O un grupo de alumnos analfabetos en su propia lengua.
O un lugar de trabajo en el que nos restringen hasta el ridículo el número de fotocopias.
Imaginemos que las circunstancias de trabajo nos obligan a buscar recursos alternativos al papel.
Poco a poco iríamos admitiendo que todo aquello de lo que vamos sirviéndonos resulta
sorprendentemente productivo en el aprendizaje.
No marginemos por tanto a los que no son alérgicos a la celulosa y tratémoslos como si lo fueran.
Saldremos ganando nosotros, los estudiantes y la Selva Amazónica.

Cómo sería sin fuera...

Contenidos: Práctica formal de las condicionales irreales.

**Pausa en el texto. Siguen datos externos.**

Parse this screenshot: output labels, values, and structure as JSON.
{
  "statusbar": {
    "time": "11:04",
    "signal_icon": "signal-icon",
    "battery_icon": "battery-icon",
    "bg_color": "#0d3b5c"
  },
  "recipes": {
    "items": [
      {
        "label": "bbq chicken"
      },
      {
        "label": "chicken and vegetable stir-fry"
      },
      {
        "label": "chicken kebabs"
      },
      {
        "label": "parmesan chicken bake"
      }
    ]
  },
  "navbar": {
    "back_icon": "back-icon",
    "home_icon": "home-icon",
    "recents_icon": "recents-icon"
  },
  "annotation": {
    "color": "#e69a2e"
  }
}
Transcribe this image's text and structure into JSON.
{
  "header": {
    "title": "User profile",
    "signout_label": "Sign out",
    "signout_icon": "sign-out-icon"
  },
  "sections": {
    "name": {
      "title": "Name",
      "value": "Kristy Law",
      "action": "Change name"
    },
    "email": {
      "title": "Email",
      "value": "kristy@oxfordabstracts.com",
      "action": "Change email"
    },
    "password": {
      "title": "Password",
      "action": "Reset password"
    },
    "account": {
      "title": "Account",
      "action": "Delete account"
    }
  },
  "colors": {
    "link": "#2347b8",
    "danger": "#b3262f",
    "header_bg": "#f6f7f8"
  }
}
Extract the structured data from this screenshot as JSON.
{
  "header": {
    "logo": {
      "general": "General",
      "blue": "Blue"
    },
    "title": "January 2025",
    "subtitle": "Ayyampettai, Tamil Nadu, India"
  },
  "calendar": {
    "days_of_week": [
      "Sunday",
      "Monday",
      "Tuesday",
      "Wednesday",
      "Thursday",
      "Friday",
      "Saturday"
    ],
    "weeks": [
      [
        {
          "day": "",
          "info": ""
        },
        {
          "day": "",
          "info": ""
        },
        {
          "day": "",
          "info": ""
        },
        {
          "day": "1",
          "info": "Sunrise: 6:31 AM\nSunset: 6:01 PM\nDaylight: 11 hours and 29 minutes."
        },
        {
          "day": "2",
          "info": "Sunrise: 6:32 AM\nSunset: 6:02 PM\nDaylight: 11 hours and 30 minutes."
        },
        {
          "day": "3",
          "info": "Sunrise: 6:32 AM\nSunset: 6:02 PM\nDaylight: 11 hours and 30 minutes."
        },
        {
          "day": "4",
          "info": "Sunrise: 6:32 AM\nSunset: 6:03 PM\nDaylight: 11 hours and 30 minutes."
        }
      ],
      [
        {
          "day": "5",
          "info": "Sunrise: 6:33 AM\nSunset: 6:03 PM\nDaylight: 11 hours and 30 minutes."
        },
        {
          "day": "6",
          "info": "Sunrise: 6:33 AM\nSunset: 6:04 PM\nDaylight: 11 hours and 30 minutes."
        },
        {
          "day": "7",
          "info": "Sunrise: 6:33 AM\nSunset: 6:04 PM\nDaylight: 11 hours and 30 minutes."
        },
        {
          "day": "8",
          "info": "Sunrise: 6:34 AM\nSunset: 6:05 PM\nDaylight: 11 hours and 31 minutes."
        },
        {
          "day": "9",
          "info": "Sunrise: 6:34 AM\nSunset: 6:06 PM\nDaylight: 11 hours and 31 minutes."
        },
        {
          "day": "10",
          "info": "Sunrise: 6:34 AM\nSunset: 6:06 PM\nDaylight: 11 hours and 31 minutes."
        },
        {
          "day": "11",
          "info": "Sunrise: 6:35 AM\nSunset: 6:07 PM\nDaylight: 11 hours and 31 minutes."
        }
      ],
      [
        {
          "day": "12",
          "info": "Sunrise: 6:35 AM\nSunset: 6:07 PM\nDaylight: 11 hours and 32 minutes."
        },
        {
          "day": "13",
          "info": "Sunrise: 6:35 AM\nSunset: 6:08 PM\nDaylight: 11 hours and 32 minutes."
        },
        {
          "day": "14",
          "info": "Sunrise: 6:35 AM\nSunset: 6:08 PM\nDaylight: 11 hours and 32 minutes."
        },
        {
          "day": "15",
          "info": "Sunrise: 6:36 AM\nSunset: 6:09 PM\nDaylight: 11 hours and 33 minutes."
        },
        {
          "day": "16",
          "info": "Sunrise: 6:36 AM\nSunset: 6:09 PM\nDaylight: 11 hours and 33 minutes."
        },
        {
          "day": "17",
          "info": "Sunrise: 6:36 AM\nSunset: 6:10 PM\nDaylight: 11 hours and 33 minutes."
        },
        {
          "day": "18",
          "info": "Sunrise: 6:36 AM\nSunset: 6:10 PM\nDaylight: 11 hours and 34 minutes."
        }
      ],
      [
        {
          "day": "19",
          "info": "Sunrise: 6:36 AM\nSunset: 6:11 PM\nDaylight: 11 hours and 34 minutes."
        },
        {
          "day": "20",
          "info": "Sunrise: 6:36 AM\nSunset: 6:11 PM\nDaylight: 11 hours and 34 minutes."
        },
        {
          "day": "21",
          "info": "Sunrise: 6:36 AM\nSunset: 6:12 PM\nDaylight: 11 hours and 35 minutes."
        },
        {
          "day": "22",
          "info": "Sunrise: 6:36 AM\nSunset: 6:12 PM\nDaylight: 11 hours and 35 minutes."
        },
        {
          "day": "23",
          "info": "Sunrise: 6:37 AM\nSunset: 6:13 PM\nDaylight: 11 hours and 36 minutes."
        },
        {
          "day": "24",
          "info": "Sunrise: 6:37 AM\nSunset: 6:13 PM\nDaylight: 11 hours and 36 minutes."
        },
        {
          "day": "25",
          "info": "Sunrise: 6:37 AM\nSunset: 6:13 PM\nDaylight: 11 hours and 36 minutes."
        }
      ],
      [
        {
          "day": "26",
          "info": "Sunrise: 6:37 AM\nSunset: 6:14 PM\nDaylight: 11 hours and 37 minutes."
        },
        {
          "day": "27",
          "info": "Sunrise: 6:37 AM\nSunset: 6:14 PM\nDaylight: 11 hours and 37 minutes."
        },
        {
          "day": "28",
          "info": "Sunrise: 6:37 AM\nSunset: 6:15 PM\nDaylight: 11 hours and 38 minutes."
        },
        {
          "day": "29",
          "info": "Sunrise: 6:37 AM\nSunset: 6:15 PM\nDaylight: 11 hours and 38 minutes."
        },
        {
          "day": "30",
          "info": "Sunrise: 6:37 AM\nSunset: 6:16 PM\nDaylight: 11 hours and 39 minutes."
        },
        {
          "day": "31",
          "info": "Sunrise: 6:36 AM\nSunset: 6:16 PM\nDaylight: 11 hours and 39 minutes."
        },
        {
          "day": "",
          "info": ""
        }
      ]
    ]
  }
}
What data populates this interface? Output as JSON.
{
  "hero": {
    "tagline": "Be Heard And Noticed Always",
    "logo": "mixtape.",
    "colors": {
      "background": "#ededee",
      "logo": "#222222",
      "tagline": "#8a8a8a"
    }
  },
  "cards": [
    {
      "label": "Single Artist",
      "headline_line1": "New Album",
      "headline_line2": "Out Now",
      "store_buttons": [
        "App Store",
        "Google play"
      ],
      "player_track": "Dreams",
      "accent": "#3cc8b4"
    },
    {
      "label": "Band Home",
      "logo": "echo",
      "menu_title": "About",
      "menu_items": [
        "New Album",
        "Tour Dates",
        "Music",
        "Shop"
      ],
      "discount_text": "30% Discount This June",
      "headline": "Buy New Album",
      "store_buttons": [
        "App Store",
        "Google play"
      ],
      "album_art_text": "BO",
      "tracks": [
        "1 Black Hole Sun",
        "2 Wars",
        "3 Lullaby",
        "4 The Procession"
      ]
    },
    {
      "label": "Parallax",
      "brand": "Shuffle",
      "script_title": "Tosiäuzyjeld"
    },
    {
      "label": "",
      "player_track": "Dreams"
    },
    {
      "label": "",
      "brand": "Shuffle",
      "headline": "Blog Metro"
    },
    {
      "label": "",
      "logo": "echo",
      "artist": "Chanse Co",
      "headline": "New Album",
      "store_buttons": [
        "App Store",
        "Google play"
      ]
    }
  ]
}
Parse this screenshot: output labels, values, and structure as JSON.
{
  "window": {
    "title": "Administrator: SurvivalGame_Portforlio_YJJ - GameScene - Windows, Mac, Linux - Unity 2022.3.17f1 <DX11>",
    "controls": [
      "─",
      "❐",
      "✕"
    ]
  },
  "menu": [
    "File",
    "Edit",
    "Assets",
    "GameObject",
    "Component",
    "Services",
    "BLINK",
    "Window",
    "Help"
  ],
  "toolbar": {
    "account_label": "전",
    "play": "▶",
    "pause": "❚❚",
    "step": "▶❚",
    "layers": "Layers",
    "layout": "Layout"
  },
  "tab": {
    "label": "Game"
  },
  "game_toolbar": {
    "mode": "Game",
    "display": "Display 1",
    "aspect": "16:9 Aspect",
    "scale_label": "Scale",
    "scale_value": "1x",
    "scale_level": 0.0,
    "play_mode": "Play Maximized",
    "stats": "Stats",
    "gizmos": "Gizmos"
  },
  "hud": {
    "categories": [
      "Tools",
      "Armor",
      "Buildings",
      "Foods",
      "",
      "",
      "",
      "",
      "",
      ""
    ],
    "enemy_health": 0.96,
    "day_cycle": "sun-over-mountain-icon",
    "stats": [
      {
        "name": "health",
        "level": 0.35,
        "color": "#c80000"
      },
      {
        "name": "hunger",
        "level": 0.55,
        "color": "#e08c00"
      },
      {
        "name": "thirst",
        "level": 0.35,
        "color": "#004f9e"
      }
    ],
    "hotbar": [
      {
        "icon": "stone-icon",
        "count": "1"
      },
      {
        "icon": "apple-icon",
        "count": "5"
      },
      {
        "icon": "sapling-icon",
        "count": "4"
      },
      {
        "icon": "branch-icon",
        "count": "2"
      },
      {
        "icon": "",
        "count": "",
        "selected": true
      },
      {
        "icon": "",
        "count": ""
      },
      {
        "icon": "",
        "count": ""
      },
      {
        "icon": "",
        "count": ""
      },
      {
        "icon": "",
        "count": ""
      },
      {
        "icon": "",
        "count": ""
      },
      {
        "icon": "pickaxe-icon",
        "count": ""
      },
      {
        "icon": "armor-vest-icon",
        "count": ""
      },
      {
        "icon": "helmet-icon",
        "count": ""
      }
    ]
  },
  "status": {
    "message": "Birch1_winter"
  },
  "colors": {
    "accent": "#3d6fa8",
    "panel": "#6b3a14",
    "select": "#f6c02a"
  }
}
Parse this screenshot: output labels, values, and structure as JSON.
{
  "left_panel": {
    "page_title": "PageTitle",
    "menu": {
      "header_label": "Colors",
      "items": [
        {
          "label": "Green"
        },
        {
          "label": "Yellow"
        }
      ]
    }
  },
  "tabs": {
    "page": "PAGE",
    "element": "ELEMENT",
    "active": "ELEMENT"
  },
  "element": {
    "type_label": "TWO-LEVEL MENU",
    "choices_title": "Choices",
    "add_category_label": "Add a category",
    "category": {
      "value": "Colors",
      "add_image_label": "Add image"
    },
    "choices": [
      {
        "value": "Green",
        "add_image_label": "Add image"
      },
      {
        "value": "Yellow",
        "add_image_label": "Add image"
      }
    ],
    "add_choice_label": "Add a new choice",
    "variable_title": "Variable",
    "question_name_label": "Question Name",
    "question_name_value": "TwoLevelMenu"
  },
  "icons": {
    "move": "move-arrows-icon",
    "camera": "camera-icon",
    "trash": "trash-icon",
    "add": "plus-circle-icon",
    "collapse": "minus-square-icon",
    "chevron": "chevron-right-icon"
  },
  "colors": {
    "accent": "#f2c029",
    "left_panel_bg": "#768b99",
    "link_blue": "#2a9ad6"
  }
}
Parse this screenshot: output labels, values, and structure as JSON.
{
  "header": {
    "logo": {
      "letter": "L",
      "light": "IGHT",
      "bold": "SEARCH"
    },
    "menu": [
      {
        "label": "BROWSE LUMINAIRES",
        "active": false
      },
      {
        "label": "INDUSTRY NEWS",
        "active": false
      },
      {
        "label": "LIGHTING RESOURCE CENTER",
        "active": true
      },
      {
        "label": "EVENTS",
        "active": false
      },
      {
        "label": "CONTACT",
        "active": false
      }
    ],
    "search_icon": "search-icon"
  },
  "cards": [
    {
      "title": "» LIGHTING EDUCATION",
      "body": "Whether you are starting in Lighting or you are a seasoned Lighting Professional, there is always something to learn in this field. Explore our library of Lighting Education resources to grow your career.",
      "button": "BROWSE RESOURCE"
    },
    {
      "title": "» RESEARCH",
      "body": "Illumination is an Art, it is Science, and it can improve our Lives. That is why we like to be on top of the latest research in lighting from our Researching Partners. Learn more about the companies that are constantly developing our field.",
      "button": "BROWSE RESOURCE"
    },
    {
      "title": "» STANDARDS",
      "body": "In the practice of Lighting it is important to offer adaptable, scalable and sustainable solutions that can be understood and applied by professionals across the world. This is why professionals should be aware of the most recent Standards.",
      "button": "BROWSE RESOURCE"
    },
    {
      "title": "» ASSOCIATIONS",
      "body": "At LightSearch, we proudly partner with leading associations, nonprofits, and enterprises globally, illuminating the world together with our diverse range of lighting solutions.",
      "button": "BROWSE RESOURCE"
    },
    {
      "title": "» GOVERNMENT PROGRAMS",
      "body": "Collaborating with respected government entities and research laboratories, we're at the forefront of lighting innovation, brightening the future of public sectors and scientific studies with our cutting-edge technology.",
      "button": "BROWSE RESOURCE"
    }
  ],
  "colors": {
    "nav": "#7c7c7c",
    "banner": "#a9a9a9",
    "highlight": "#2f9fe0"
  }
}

Desarrollo: (Éste es otro juego reciclado de los que jugábamos con la pandi cuando ya éramos más mayorcitos). Se necesita un grupo de 8 o 10 personas que se conozca bastante, aunque sea del aula, pero que lleven juntos más de un semestre. Una persona sale del aula y el resto deciden de qué miembro del grupo se va a tratar. El que ha salido vuelve y debe adivinar de qué persona se trata. Para ello sólo puede hacer preguntas del tipo “¿cómo sería si fuera una casa?”, “si fuera un animal, qué animal sería?”, etc. Todos los miembros del grupo deben responder, incluido el interfecto, por aquello de disimular.